Only Those Hosted Exchange Customers at Risk, CrowdStrike Forensic Probe Concludes(euroinfosec) •
January 6, 2023
Hosting giant Rackspace says the ransomware attack against it that came to light last month resulted in Microsoft Exchange data for 27 customer organizations being accessed by attackers.
The 27 organizations were all users of Rackspace’s Hosted Exchange service (see: Rackspace Blames Zero-Day Exploit for Ransomware Hit Success).
Cybersecurity firm CrowdStrike, hired by Rackspace to probe the attack, reports that the attacker “accessed a personal storage table” used to store Exchange data for each of the 27 customers. All have been notified of the data exposure.
“According to CrowdStrike, there is no evidence that the threat actor actually viewed, obtained, misused or disseminated emails or data in the PSTs for any of the 27 Hosted Exchange customers in any way,” Rackspace says in its Thursday breach update. But absence of evidence does not prove the attackers did not do so. Any customer who hasn’t already been directly notified wasn’t one of the victims, Rackspace says.
After the attack hit last month, Rackspace ceased offering hosted Exchange and has been helping the 30,000 customers who used it to migrate to Microsoft 365 or Rackspace Email.

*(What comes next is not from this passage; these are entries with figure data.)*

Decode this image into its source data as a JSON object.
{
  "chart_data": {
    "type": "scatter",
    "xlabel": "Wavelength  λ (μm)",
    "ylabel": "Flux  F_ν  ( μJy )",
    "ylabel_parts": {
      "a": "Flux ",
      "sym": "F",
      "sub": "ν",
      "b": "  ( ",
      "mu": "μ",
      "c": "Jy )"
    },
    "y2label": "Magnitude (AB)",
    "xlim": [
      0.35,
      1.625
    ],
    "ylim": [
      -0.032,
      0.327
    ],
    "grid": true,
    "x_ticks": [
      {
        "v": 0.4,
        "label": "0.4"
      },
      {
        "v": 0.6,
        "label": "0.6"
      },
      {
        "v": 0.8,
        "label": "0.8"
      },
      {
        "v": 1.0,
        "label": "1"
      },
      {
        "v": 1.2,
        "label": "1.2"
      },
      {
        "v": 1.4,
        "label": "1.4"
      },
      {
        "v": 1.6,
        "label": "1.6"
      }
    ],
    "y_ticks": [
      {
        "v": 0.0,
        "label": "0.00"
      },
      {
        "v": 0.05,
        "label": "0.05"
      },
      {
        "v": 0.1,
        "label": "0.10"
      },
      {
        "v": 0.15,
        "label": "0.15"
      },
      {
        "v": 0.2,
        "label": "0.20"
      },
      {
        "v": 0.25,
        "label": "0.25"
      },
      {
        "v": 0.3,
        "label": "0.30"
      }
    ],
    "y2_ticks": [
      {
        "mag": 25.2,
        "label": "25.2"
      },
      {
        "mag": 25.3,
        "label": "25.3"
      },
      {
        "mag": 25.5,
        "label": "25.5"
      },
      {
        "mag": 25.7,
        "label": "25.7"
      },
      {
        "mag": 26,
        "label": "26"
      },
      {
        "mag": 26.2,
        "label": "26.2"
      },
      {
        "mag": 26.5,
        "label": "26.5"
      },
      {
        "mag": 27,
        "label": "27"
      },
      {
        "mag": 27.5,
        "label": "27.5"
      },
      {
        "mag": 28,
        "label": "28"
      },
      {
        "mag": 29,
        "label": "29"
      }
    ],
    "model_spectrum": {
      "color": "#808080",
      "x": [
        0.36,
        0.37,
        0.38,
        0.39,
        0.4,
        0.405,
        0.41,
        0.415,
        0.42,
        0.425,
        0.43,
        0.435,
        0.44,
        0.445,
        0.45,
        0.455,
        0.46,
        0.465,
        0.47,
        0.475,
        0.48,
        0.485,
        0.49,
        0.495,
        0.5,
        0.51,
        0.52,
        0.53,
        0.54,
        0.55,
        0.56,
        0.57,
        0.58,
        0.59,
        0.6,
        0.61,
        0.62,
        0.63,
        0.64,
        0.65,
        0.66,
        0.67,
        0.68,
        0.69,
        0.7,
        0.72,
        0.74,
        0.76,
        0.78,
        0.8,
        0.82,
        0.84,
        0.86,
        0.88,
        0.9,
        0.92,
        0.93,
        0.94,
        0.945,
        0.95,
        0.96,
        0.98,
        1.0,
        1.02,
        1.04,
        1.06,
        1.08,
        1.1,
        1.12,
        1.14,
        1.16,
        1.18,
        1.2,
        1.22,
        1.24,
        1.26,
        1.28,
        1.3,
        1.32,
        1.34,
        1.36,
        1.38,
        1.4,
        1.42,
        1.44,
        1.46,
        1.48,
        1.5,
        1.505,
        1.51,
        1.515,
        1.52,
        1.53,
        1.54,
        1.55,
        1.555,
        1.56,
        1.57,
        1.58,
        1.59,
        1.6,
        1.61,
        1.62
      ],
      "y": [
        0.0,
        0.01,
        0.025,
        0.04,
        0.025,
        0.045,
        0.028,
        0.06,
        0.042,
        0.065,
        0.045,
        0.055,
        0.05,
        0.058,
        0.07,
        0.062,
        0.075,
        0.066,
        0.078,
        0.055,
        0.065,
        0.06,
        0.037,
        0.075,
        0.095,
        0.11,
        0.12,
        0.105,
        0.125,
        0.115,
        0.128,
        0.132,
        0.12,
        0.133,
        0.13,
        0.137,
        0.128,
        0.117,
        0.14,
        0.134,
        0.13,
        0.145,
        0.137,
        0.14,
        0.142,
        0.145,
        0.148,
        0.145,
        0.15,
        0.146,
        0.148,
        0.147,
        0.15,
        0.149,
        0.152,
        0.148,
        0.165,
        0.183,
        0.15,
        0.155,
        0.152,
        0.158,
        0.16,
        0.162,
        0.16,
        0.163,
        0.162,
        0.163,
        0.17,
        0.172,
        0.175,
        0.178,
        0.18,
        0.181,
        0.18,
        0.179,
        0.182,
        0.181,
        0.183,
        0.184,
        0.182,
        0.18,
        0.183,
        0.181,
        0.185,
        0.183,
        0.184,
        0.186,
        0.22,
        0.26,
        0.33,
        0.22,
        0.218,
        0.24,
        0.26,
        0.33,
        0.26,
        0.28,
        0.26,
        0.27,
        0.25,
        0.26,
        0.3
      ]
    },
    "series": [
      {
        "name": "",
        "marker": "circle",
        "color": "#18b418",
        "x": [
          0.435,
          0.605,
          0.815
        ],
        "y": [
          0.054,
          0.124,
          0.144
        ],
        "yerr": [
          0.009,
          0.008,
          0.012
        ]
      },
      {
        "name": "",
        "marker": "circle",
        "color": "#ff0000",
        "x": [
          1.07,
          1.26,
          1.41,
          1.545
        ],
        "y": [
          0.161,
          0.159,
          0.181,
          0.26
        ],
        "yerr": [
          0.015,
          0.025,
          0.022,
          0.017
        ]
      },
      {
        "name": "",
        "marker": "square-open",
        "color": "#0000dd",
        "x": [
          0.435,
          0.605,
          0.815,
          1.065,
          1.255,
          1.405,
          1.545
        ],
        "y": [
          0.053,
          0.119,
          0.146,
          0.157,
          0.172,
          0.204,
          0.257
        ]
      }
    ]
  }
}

In the wake of Rackspace’s Dec. 6 warning that it had been hit by ransomware-wielding attackers, some security experts wondered if the company might have failed to protect itself against the ProxyNotShell exploit, which was first spotted in the wild last September.
Last November, Microsoft issued a batch of Exchange patches, including for the two vulnerabilities that comprise ProxyNotShell, which could be used together by attackers to remotely execute code on unpatched Exchange servers. The vulnerabilities are CVE-2022-41040, a server-side request forgery vulnerability attackers can use to access back-end servers, and CVE-2022-41082, which allows remote code execution when Remote PowerShell is activated. By exploiting the first flaw, attackers can trigger the second.
Rackspace reported that it didn’t install the Exchange update from Microsoft because of widespread reports that it could render Outlook Web Access, or OWA, inaccessible. Instead, pending Microsoft releasing a fully working security update, the company put in place Microsoft’s recommended workarounds for blocking attackers from using the two flaws that comprise ProxyNotShell.
On Dec. 20, CrowdStrike released a blog post detailing findings from multiple intrusions that it tied to the Play ransomware group. While that blog post does not name Rackspace as one of the victims, Rackspace later confirmed that CrowdStrike’s findings apply fully to it as well.
CrowdStrike’s blog post reports that Play didn’t use ProxyNotShell against Rackspace and others. Instead, it first targeted a different Exchange vulnerability, CVE-2022-41080, also patched by Microsoft in November. After that, attackers were able to trigger the second vulnerability comprising ProxyNotShell, CVE-2022-41082, even if Exchange users had applied the mitigation advice Microsoft provided in November. Attackers then remotely executed code on Exchange servers.
“Microsoft disclosed CVE-2022-41080 as a privilege escalation vulnerability and did not include notes for being part of a remote code execution chain that was exploitable,” Rackspace says.
Microsoft didn’t respond to a request for comment on when it learned about the attack chain used by the Play group.
Rackspace says its digital forensic investigation has concluded and that additional intelligence has come to light thanks to CrowdStrike’s probe. “We will be sharing more detailed information with our customers and peers in the security community so that, collectively, we can all better defend against these types of exploits in the future,” it says.
Data Restoration Still Underway
Rackspace’s Hosted Exchange offering was primarily used by small and midsize organizations. The company has been working to restore emails for those customers from before Dec. 2, which were rendered inaccessible due to the attack.
Rackspace hasn’t responded to a request for comment about whether the outage is due to attackers crypto-locking its systems or the company’s mitigation of the attack – or a combination of both. It also hasn’t commented on when the attackers first gained access to the Exchange servers, before public signs of the attack began on Dec. 2.
As of Thursday, Rackspace reported that it has restored at least some Hosted Exchange data – and in some cases all data – for 50% of its customers. These are being provided as PST files, which customers can import into Microsoft 365.
Rackspace adds: “Less than 5% of those customers have actually downloaded the mailboxes we have made available. This indicates to us that many of our customers have data backed up locally, archived or otherwise do not need the historical data.”
The company says it is continuing to restore all affected data and notifying each customer directly whenever 50% or more of its data has been restored and made available. It is also developing new functionality to make the process more automated.
“In parallel, we are developing an on-demand solution for those customers who do still wish to download their data,” Rackspace says. “We expect that the on-demand solution will be available within two weeks.”